Would You Rather...?

airplane

Would you rather vacation in Las Vegas or Yellowstone?
 
Yellowstone

Would you rather be a peasant in Westeros or an orc in Middle-Earth?
 
peasant in Westeros

Would you rather do She-Ra or Daphne from Scooby Doo?
 
raw oysters

Would you rather play chess or checkers?
 
Namor. He gets a lot more respect, it seems.

Would you rather have explosive diarrhea during an important job interview, or explosive diarrhea on a first date with a person you have a huge crush on?
 
Explosive diarrhea during an important job interview.

Would you rather die from a heart attack on your wedding day while saying your vows or die from a heart attack while having sex on your wedding night?
 
Neither

Would you rather eat hamburgers or hot dogs during. A 4th of July cook out?
 
Eat hamburgers

Would you rather have a nice but normal looking skanky girlfriend or Extremely Beotchy but attractive girlfriend?
 
Don't know about the skanky part but I'd take the nice, normal girl over the pretty beotch type.

Would you rather be a roady for Metallica or an accountant for Walmart?
 
Roadie

Would you rather go swimming at a pool or go to a theme park?
 
If theme park = water park then pool. If theme park= Disneyworld, Seaworld, etc. then theme park.

Would you rather spend a week in prison or three months working full time at McDonalds without pay?
 
Three months working full time at McDonalds without pay

Would you rather live without internet or live without a car?
 
Live without car

Would you rather live with a skunk for a week, or eat a cockroach?
 
Depends.

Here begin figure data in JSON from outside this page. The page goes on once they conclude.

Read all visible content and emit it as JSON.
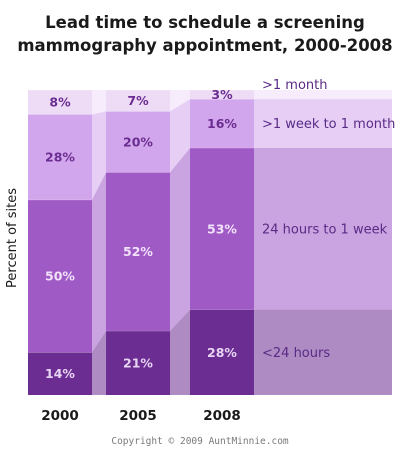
{
  "chart_data": {
    "type": "bar",
    "stacked": true,
    "title_lines": [
      "Lead time to schedule a screening",
      "mammography appointment, 2000-2008"
    ],
    "ylabel": "Percent of sites",
    "xlabel": "",
    "ylim": [
      0,
      100
    ],
    "categories": [
      "2000",
      "2005",
      "2008"
    ],
    "series": [
      {
        "name": "<24 hours",
        "values": [
          14,
          21,
          28
        ],
        "color": "#6b2d91"
      },
      {
        "name": "24 hours to 1 week",
        "values": [
          50,
          52,
          53
        ],
        "color": "#9f5ac6"
      },
      {
        "name": ">1 week to 1 month",
        "values": [
          28,
          20,
          16
        ],
        "color": "#d2a6ec"
      },
      {
        "name": ">1 month",
        "values": [
          8,
          7,
          3
        ],
        "color": "#eedcf7"
      }
    ],
    "value_labels": [
      [
        "14%",
        "21%",
        "28%"
      ],
      [
        "50%",
        "52%",
        "53%"
      ],
      [
        "28%",
        "20%",
        "16%"
      ],
      [
        "8%",
        "7%",
        "3%"
      ]
    ],
    "label_colors": [
      "#e8d4f4",
      "#f1e2f9",
      "#6b2d91",
      "#6b2d91"
    ],
    "legend_placement": "right-inline",
    "grid": false
  },
  "copyright": "Copyright © 2009 AuntMinnie.com"
}
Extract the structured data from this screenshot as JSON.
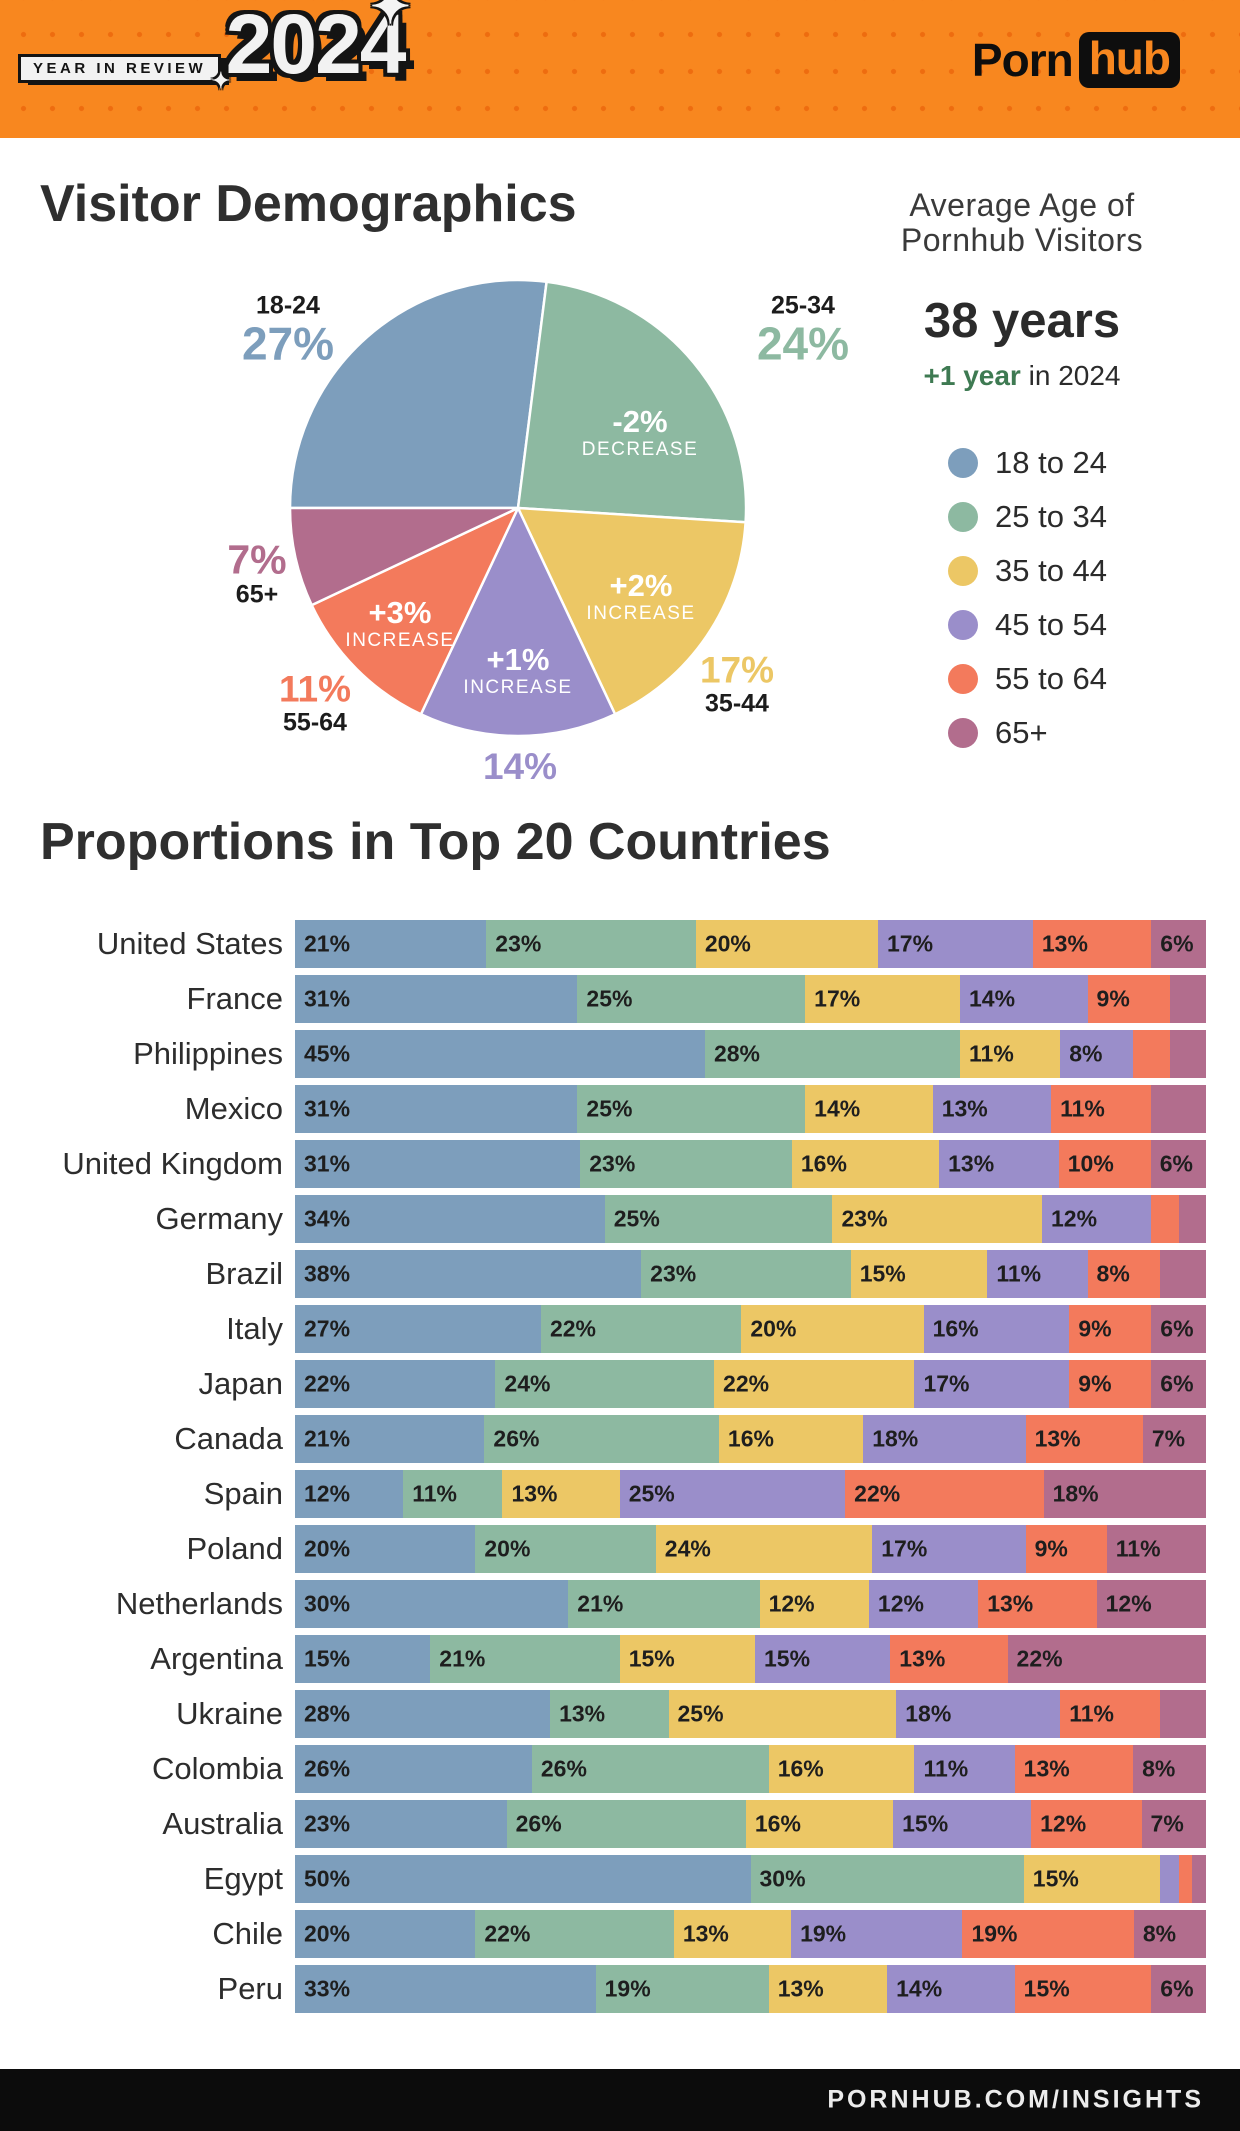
{
  "colors": {
    "header_bg": "#f8871f",
    "header_dot": "#ee6c0f",
    "footer_bg": "#0c0c0c",
    "text_dark": "#2d2d2d",
    "accent_green": "#3e7a52",
    "white": "#ffffff",
    "age_groups": [
      "#7d9ebc",
      "#8db9a1",
      "#ecc765",
      "#9a8eca",
      "#f37a5c",
      "#b26d8d"
    ]
  },
  "header": {
    "badge_text": "YEAR IN REVIEW",
    "badge_year": "2024",
    "sparkle_icon": "✦",
    "brand_porn": "Porn",
    "brand_hub": "hub"
  },
  "demographics": {
    "title": "Visitor Demographics",
    "average": {
      "heading_line1": "Average Age of",
      "heading_line2": "Pornhub Visitors",
      "value": "38 years",
      "change": "+1 year",
      "suffix": " in 2024"
    },
    "legend": [
      {
        "label": "18 to 24"
      },
      {
        "label": "25 to 34"
      },
      {
        "label": "35 to 44"
      },
      {
        "label": "45 to 54"
      },
      {
        "label": "55 to 64"
      },
      {
        "label": "65+"
      }
    ]
  },
  "chart_data": [
    {
      "type": "pie",
      "title": "Visitor Demographics — age share of visitors",
      "start_angle_deg": 270,
      "direction": "clockwise",
      "slices": [
        {
          "label": "18-24",
          "value": 27,
          "display": "27%",
          "change": "",
          "change_word": ""
        },
        {
          "label": "25-34",
          "value": 24,
          "display": "24%",
          "change": "-2%",
          "change_word": "DECREASE"
        },
        {
          "label": "35-44",
          "value": 17,
          "display": "17%",
          "change": "+2%",
          "change_word": "INCREASE"
        },
        {
          "label": "45-54",
          "value": 14,
          "display": "14%",
          "change": "+1%",
          "change_word": "INCREASE"
        },
        {
          "label": "55-64",
          "value": 11,
          "display": "11%",
          "change": "+3%",
          "change_word": "INCREASE"
        },
        {
          "label": "65+",
          "value": 7,
          "display": "7%",
          "change": "",
          "change_word": ""
        }
      ]
    },
    {
      "type": "bar",
      "stacked": true,
      "title": "Proportions in Top 20 Countries",
      "unit": "%",
      "xlim": [
        0,
        100
      ],
      "categories": [
        "18-24",
        "25-34",
        "35-44",
        "45-54",
        "55-64",
        "65+"
      ],
      "rows": [
        {
          "country": "United States",
          "values": [
            21,
            23,
            20,
            17,
            13,
            6
          ],
          "labels": [
            "21%",
            "23%",
            "20%",
            "17%",
            "13%",
            "6%"
          ]
        },
        {
          "country": "France",
          "values": [
            31,
            25,
            17,
            14,
            9,
            4
          ],
          "labels": [
            "31%",
            "25%",
            "17%",
            "14%",
            "9%",
            ""
          ]
        },
        {
          "country": "Philippines",
          "values": [
            45,
            28,
            11,
            8,
            4,
            4
          ],
          "labels": [
            "45%",
            "28%",
            "11%",
            "8%",
            "",
            ""
          ]
        },
        {
          "country": "Mexico",
          "values": [
            31,
            25,
            14,
            13,
            11,
            6
          ],
          "labels": [
            "31%",
            "25%",
            "14%",
            "13%",
            "11%",
            ""
          ]
        },
        {
          "country": "United Kingdom",
          "values": [
            31,
            23,
            16,
            13,
            10,
            6
          ],
          "labels": [
            "31%",
            "23%",
            "16%",
            "13%",
            "10%",
            "6%"
          ]
        },
        {
          "country": "Germany",
          "values": [
            34,
            25,
            23,
            12,
            3,
            3
          ],
          "labels": [
            "34%",
            "25%",
            "23%",
            "12%",
            "",
            ""
          ]
        },
        {
          "country": "Brazil",
          "values": [
            38,
            23,
            15,
            11,
            8,
            5
          ],
          "labels": [
            "38%",
            "23%",
            "15%",
            "11%",
            "8%",
            ""
          ]
        },
        {
          "country": "Italy",
          "values": [
            27,
            22,
            20,
            16,
            9,
            6
          ],
          "labels": [
            "27%",
            "22%",
            "20%",
            "16%",
            "9%",
            "6%"
          ]
        },
        {
          "country": "Japan",
          "values": [
            22,
            24,
            22,
            17,
            9,
            6
          ],
          "labels": [
            "22%",
            "24%",
            "22%",
            "17%",
            "9%",
            "6%"
          ]
        },
        {
          "country": "Canada",
          "values": [
            21,
            26,
            16,
            18,
            13,
            7
          ],
          "labels": [
            "21%",
            "26%",
            "16%",
            "18%",
            "13%",
            "7%"
          ]
        },
        {
          "country": "Spain",
          "values": [
            12,
            11,
            13,
            25,
            22,
            18
          ],
          "labels": [
            "12%",
            "11%",
            "13%",
            "25%",
            "22%",
            "18%"
          ]
        },
        {
          "country": "Poland",
          "values": [
            20,
            20,
            24,
            17,
            9,
            11
          ],
          "labels": [
            "20%",
            "20%",
            "24%",
            "17%",
            "9%",
            "11%"
          ]
        },
        {
          "country": "Netherlands",
          "values": [
            30,
            21,
            12,
            12,
            13,
            12
          ],
          "labels": [
            "30%",
            "21%",
            "12%",
            "12%",
            "13%",
            "12%"
          ]
        },
        {
          "country": "Argentina",
          "values": [
            15,
            21,
            15,
            15,
            13,
            22
          ],
          "labels": [
            "15%",
            "21%",
            "15%",
            "15%",
            "13%",
            "22%"
          ]
        },
        {
          "country": "Ukraine",
          "values": [
            28,
            13,
            25,
            18,
            11,
            5
          ],
          "labels": [
            "28%",
            "13%",
            "25%",
            "18%",
            "11%",
            ""
          ]
        },
        {
          "country": "Colombia",
          "values": [
            26,
            26,
            16,
            11,
            13,
            8
          ],
          "labels": [
            "26%",
            "26%",
            "16%",
            "11%",
            "13%",
            "8%"
          ]
        },
        {
          "country": "Australia",
          "values": [
            23,
            26,
            16,
            15,
            12,
            7
          ],
          "labels": [
            "23%",
            "26%",
            "16%",
            "15%",
            "12%",
            "7%"
          ]
        },
        {
          "country": "Egypt",
          "values": [
            50,
            30,
            15,
            2,
            1.5,
            1.5
          ],
          "labels": [
            "50%",
            "30%",
            "15%",
            "",
            "",
            ""
          ]
        },
        {
          "country": "Chile",
          "values": [
            20,
            22,
            13,
            19,
            19,
            8
          ],
          "labels": [
            "20%",
            "22%",
            "13%",
            "19%",
            "19%",
            "8%"
          ]
        },
        {
          "country": "Peru",
          "values": [
            33,
            19,
            13,
            14,
            15,
            6
          ],
          "labels": [
            "33%",
            "19%",
            "13%",
            "14%",
            "15%",
            "6%"
          ]
        }
      ]
    }
  ],
  "footer": {
    "text": "PORNHUB.COM/INSIGHTS"
  }
}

Can I have the skunk de-scented? Used to have a friend with a pet skunk. Acted like a cat. If not, I'd cook la cucaracha in a big hamburger patty and bob appetit.

Would you rather live in Gotham or Detroit
 
Depends. Can I have the skunk de-scented? Used to have a friend with a pet skunk. Acted like a cat. If not, I'd cook la cucaracha in a big hamburger patty and bob appetit.

Would you rather live in Gotham or Detroit
I'm gonna go with Gotham, just because I'm a proud East Coaster.

You and your significant other (not being gender-specific) are invited to a dinner with a black tie formal dress code. However, there's a small twist... You and your date must match. And when I say "match," I don't mean simply wear the same color. When I say "match," you and your date must wear the SAME... EXACT... OUTFIT.

So, would you rather go to this dinner with your date wearing matching dresses, or matching tuxedos?
 
Matching tuxedos.

Would you rather have a third arm, or four legs?
 
third arm

Would you rather be a Jedi or a rock star?
 
rock star, because reality rules

Would you rather be caught in a tornado or be at sea during a hurricane?
 
rock star, because reality rules

Would you rather be caught in a tornado or be at sea during a hurricane?

Caught in a tornado.

Would you rather go skiing in -30 Celsius (-22 F) or trek through a desert at +40 Celsius (104 F)
 
Skiing

Would you rather explore the ocean or space?
 
ocean

Would you rather be locked in a room for one day with Zack Galifianakis or stuck for an hour in an elevator with 15 members of the opposite sex?
 
15 members opp. Sex

Would you rather experience Lolapalooza in 2014 or Woodstock in 1969?
 
Lollapalooza 2014

Would you rather eat 5 kilos of spinach or 5 kilos of beans?